Matching email addresses

Ah, good old venerable email. Anytime you need to work with email you can be sure things will be more complicated than what initially planned. By a lot. It starts at the simple question: what is an email address? Let’s say you want to be helpful to your users and have your form validate in real time. Users should only be able to submit their email address if it is valid. You could write something like this. (I have seen a similar function in production.)

function isEmailValid(email) {
  return /[a-z0-9-]+@([a-z0-9-]+\.)+[a-z]{2,3}/.test(email)
  // One or more alphanumeric characters or dashes,
  // then the @ symbol,
  // then one or more alphanumeric characters or dashes,
  // followed by a dot,
  // at least once,
  // then two or three alphabetic characters.
}

A few things can go wrong with this approach.

What happens if the address includes a comment? Those look like this: username+comment@example.com. They sometimes map to multiple inboxes, or the user can also simply have triage rules depend on them. People do use those.
This regular expression might have worked in the old days when we did not have fancy TLDs such as .berlin, .museum, .flowers or .pizza, however now all bets are off. The longest TLD in the IANA’s official list to date is the 24-characters monster .xn--vermgensberatung-pwb, which will show up as .vermögensberatung in your browser thanks to the magic of Punycode.
This will not catch many other obscure features of e-mail addresses. Wikipedia has a very surprising list of valid emails to illustrate this.

My recommendation for this is quite simple: don’t validate email-addresses yourself. You’ll find many articles on the net with behemoth regular expressions claiming to match all email addresses perfectly; perhaps one of them does, but the chances are low. With HTML5 browsers have actually been given the ability to do some powerful form validation: rather than coming up with your own matching logic you can just delegate to the browser. Simply make sure you give your inputs the “email” type.

<input type="email" required />

If you do that however you need to remember: browsers are free to define their own algorithm. “But, this means I still need to have my own validation logic server-side!?” you may say. And of course you’d be right, even if you instructed browsers to ensure only email addresses go through you can never trust user input. However there still is something you can do to avoid having to validate email addresses.
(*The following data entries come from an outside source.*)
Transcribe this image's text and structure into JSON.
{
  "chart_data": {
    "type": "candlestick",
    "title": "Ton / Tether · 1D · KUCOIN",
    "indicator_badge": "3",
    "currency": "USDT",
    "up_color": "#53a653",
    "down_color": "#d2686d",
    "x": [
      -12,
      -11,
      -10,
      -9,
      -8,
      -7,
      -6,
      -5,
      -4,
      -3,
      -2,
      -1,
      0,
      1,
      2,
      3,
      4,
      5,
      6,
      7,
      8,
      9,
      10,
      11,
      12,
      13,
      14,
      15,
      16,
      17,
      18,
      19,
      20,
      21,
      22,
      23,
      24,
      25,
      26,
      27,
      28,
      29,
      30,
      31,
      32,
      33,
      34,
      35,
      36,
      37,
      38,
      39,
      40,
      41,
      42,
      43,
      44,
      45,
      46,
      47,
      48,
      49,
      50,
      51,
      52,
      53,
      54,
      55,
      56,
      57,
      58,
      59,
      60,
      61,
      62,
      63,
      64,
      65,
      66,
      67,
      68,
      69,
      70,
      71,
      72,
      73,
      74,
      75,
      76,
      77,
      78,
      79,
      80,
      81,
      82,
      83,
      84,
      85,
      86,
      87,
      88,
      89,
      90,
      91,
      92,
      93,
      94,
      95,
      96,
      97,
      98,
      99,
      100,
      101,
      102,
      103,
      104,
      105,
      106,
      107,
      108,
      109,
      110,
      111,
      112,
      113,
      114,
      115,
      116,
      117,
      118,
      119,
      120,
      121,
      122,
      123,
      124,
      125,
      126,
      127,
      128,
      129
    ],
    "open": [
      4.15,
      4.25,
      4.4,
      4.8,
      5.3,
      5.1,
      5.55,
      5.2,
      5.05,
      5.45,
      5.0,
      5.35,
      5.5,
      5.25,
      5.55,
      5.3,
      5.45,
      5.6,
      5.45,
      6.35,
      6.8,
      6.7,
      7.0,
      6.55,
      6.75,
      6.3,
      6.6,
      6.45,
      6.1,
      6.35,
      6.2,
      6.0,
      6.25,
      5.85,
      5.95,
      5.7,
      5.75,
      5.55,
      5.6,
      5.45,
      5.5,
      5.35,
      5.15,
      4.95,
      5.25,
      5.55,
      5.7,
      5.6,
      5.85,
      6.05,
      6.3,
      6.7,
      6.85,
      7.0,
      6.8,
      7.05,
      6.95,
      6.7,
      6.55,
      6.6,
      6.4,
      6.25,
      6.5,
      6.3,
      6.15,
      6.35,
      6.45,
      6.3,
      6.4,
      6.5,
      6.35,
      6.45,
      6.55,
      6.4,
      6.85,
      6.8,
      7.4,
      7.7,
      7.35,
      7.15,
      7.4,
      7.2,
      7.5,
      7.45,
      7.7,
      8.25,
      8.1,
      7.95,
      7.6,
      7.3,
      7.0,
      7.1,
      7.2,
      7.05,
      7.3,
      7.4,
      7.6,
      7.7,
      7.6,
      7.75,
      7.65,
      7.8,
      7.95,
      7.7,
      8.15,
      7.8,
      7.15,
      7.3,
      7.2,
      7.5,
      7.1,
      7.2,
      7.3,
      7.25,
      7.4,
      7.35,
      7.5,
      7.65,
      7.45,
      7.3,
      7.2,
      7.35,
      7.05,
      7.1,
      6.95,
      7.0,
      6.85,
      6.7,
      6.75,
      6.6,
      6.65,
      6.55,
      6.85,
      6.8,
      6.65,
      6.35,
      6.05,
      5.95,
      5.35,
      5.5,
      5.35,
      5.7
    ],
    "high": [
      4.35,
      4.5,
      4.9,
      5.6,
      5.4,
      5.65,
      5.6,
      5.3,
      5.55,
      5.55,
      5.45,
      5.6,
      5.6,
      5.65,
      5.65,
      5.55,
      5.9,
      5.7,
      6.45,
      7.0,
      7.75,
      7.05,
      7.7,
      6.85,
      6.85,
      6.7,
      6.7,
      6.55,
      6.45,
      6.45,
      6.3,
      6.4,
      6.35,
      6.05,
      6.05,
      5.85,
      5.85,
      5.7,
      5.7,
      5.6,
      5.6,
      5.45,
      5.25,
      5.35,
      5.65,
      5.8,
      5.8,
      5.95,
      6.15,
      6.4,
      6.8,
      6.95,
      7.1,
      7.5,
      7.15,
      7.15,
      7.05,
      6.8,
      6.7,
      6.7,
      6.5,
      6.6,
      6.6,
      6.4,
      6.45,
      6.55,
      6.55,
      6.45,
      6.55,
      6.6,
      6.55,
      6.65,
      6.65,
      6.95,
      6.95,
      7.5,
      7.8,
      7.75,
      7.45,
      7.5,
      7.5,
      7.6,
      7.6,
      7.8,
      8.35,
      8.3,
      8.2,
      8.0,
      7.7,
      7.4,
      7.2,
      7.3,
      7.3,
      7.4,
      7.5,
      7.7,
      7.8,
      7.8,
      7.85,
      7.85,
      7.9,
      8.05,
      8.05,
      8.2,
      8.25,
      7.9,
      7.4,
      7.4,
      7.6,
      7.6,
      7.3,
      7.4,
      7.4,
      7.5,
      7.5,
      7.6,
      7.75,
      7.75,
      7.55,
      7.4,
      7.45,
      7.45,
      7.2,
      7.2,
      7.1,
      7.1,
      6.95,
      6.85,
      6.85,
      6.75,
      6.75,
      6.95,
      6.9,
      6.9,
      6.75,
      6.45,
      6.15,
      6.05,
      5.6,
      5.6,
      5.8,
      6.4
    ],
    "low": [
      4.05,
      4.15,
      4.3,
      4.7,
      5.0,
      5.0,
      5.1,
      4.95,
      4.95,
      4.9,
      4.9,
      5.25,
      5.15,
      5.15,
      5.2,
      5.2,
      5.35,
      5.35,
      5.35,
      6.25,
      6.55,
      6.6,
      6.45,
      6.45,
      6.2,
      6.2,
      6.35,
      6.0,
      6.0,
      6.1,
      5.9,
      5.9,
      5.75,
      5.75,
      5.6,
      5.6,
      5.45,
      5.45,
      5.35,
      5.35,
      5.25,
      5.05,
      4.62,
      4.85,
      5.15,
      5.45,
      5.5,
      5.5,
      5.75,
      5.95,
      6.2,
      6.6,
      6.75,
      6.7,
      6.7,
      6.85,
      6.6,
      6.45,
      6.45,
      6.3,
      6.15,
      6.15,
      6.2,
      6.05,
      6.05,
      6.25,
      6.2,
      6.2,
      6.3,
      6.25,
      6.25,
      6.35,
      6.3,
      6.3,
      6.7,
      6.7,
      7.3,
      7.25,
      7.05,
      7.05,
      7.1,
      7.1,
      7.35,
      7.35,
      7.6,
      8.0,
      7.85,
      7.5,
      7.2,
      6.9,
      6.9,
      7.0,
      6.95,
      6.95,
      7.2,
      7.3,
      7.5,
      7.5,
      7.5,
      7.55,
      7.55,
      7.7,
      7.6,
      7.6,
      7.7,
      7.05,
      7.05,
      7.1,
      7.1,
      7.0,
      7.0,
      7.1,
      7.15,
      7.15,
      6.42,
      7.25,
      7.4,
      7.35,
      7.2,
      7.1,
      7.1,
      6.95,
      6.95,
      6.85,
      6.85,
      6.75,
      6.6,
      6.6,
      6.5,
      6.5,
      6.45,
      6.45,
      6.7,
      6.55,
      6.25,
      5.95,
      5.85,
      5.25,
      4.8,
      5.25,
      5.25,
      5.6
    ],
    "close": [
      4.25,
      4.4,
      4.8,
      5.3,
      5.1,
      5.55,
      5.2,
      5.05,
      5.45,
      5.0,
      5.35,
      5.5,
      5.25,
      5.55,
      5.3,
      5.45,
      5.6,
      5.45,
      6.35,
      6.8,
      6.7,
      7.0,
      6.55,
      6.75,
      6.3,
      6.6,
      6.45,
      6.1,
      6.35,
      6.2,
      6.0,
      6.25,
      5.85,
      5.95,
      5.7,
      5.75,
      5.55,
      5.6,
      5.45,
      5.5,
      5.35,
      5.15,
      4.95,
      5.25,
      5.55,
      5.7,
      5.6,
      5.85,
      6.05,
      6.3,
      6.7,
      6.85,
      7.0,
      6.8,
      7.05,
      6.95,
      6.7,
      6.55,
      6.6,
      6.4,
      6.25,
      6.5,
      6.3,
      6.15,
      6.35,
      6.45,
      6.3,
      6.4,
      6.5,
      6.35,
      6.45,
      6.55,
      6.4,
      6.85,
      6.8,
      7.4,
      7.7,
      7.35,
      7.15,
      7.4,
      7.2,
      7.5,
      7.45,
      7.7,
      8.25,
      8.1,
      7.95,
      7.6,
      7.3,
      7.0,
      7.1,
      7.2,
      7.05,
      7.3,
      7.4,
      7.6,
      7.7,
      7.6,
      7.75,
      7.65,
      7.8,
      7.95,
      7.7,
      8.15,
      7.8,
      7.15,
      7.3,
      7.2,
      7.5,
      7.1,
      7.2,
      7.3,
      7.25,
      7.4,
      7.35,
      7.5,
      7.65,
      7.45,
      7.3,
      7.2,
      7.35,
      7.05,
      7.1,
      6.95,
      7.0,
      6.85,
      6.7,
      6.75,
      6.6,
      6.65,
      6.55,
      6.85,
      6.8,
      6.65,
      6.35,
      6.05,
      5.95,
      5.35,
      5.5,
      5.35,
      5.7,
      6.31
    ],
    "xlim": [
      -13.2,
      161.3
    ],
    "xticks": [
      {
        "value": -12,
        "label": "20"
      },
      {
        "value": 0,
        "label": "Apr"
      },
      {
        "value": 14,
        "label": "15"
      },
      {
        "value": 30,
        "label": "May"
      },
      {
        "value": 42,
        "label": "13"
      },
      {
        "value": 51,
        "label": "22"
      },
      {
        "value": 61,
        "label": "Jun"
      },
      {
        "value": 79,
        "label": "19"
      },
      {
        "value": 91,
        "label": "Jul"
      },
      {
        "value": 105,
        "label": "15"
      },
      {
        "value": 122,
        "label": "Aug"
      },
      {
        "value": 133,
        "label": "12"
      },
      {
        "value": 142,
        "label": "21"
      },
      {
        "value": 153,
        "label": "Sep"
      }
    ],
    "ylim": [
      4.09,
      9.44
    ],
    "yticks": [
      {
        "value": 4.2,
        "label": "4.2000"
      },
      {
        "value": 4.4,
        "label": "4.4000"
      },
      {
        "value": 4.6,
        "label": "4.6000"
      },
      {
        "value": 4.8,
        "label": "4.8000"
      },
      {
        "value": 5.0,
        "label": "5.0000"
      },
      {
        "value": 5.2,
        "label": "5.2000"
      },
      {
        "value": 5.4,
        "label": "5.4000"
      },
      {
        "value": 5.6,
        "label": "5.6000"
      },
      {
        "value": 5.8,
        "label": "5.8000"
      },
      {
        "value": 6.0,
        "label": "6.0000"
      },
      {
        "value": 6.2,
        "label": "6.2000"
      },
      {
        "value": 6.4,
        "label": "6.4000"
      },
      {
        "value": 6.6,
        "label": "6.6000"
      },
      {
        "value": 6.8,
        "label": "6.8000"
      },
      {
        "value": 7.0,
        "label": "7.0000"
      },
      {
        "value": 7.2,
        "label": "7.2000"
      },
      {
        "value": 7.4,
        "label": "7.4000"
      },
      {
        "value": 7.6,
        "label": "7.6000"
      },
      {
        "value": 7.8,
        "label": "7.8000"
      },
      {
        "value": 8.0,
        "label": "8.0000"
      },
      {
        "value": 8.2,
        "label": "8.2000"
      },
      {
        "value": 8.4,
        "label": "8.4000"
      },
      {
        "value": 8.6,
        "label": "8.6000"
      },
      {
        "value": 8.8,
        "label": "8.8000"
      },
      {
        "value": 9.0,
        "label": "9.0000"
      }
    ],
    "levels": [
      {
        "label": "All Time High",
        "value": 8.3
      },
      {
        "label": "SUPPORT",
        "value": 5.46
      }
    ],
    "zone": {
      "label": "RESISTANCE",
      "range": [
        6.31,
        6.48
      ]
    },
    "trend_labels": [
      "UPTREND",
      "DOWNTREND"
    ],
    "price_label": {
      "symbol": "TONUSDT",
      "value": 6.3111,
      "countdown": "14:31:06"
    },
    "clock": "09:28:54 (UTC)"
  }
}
Just send a verification email to the address, whatever it is.

After all, what you care about is that you can communicate with your user, right? Not that their email address obeys a regular expression? Isn’t the email infrastructure best suited to decide what is an acceptable email address and what is not anyway? Just send the email with a link, and if someone clicks the link, you know the email address is good.

With this article I hope I was able to teach you something about solving problems which at first sight involve tricky string manipulations. Though often your trusty string functions will do the job well, there are certainly also elegant built-in solutions for those problems which resist your string-fu!

July 23, 2020